Another example, though not from the ICESCR, from the CEDAW is of Article 5 which has to be achieved immediately. It uses the word ‘ensure’ which corresponds to the obligation to protect and can be achieved fully. It is only the obligation to fulfill which is usually concerned with progressive realization while the obligation to respect and protect require immediate action.
Another example is of the barrier created by a criminal law or other legal restriction to the right of reproductive health. The State has the obligations to remove these barriers. The removal of such laws and legal restrictions is not subject to resource constraints and can thus not be seen as requiring only progressive realization. Barriers arising from criminal laws and other laws and policies affecting sexual and reproductive health must therefore be immediately removed in order to ensure full enjoyment of the right to health.

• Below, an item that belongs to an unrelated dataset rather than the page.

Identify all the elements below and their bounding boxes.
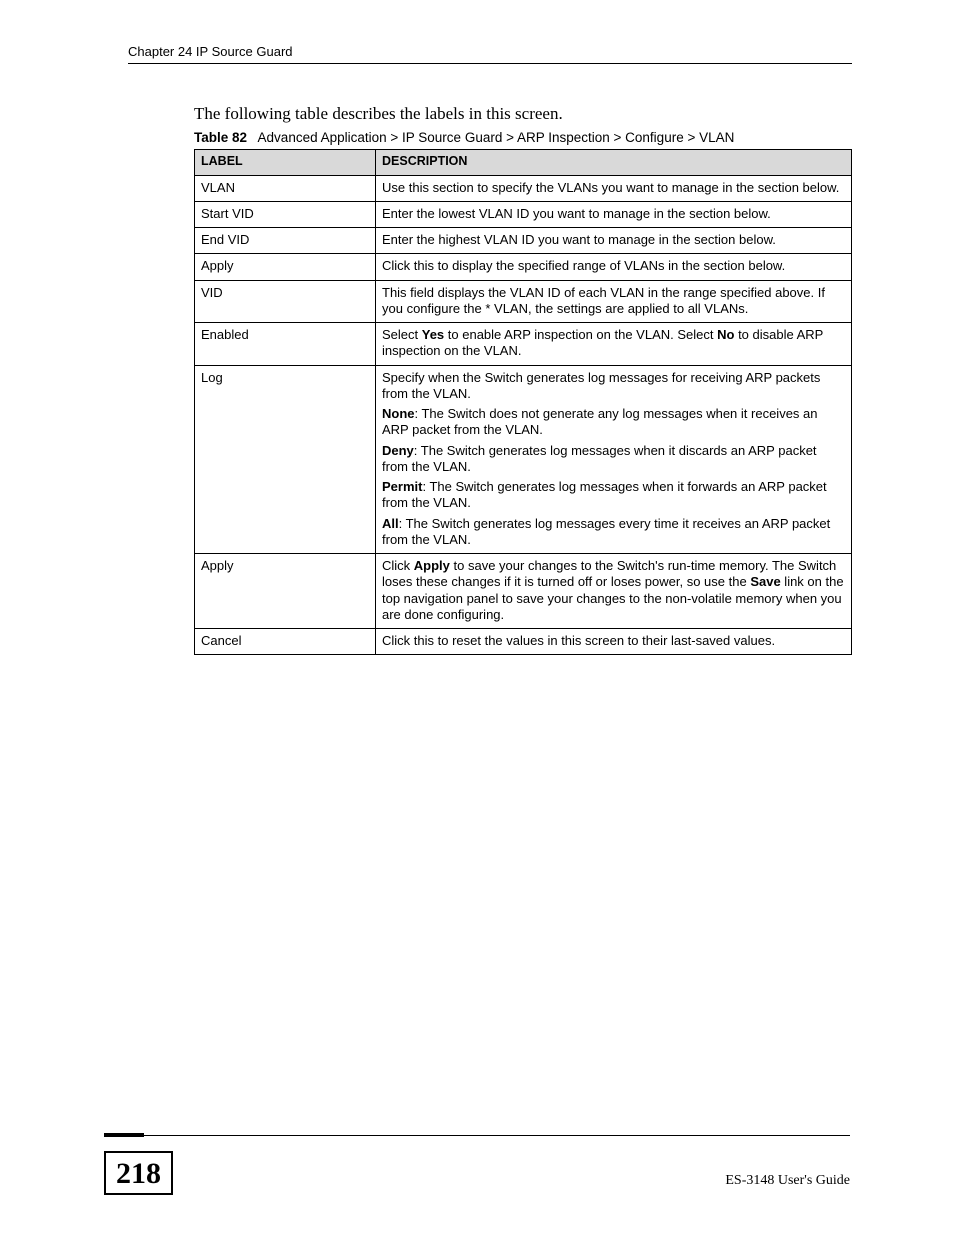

To sum up, the first step in taking the a strategy forward on reproductive health at the national level will require the involvement of the Health Ministry along with active participation of all relevant stakeholders (including women and adolescents) to undertake a study of the existing levels of reproductive health and rights and services provided for the realization of these rights. Thereafter the provisions of these services and rights must be brought up to par with the International Obligations (already discussed) by means of a well thought out plan that reflect the principles, core elements and key actions presented in the aforementioned framework (first article). Improvements will indeed have to be made progressively.